Deputi Bidang Pencegahan BNPB, Abdul Muhari, menyampaikan data tersebut berdasarkan pemutakhiran terbaru hingga Minggu (16/8) pukul 16.00 WIB. Korban meninggal tersebar di enam kabupaten terdampak yakni Manggarai, Manggarai Timur, Manggarai Barat, Nagekeo, Sikka, dan Ende.
- Kabupaten Manggarai menjadi daerah dengan korban meninggal terbanyak, sebanyak 25 orang.
- Manggarai Timur mencatat 20 korban meninggal.
- Manggarai Barat, Nagekeo, Sikka, dan Ende masing-masing mencatat 1, 1, 4, dan 2 korban meninggal.
Sementara itu, korban luka mencapai 135 orang yang saat ini menjalani perawatan di fasilitas kesehatan terdekat. Rinciannya, 12 orang di Sikka, 37 di Manggarai, 80 di Manggarai Timur, dan 6 di Manggarai Barat. Dari jumlah tersebut, beberapa mengalami luka berat dan sisanya luka ringan.

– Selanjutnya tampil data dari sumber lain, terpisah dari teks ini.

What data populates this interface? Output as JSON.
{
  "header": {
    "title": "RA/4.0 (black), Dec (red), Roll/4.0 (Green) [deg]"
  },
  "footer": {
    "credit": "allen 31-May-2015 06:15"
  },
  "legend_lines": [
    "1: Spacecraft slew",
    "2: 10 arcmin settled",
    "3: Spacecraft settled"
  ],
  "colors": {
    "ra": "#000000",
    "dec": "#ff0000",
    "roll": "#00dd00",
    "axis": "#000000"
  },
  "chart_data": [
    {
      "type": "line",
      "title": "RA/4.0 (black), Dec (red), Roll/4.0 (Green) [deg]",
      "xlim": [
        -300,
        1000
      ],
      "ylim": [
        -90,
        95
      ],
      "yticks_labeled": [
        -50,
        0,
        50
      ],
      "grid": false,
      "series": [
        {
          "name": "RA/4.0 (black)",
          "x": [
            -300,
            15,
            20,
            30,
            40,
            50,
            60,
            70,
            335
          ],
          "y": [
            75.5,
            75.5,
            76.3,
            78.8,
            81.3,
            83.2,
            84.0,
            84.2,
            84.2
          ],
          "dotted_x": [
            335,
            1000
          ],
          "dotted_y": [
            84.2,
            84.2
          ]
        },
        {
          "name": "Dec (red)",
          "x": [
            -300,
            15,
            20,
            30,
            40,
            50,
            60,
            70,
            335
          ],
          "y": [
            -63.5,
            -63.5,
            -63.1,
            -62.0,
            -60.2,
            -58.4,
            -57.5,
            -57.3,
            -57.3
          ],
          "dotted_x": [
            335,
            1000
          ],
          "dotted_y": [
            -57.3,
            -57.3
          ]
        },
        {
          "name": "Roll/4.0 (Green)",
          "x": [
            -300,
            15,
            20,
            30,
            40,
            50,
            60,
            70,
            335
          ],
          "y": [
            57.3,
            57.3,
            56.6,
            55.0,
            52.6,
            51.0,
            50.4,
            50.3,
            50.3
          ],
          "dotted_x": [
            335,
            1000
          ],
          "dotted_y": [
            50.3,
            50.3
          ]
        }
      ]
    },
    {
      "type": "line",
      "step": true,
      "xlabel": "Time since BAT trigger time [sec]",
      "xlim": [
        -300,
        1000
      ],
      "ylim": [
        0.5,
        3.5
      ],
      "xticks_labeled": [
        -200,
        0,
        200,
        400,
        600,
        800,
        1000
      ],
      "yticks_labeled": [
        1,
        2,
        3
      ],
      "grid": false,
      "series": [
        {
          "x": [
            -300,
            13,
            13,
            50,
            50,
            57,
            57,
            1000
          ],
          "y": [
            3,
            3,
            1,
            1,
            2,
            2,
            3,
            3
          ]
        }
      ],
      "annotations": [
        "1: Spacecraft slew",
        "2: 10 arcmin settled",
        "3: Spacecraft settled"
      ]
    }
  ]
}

BNPB juga memastikan tidak ada laporan warga hilang akibat gempa ini. Abdul Muhari menjelaskan bahwa hingga sore hari tidak terdapat daftar pencarian orang di tujuh kabupaten terdampak berdasarkan laporan keluarga atau kerabat korban.
Meski demikian, Basarnas tetap menyiagakan personel di beberapa wilayah terdampak seperti Manggarai, Manggarai Timur, dan Manggarai Barat untuk mendukung pencarian dan pertolongan darurat.
Gempa ini memberikan dampak signifikan bagi masyarakat di wilayah NTT, khususnya di enam kabupaten terdampak. Penanganan korban dan pemulihan kondisi menjadi fokus utama pemerintah dan lembaga terkait agar masyarakat dapat kembali beraktivitas dengan aman.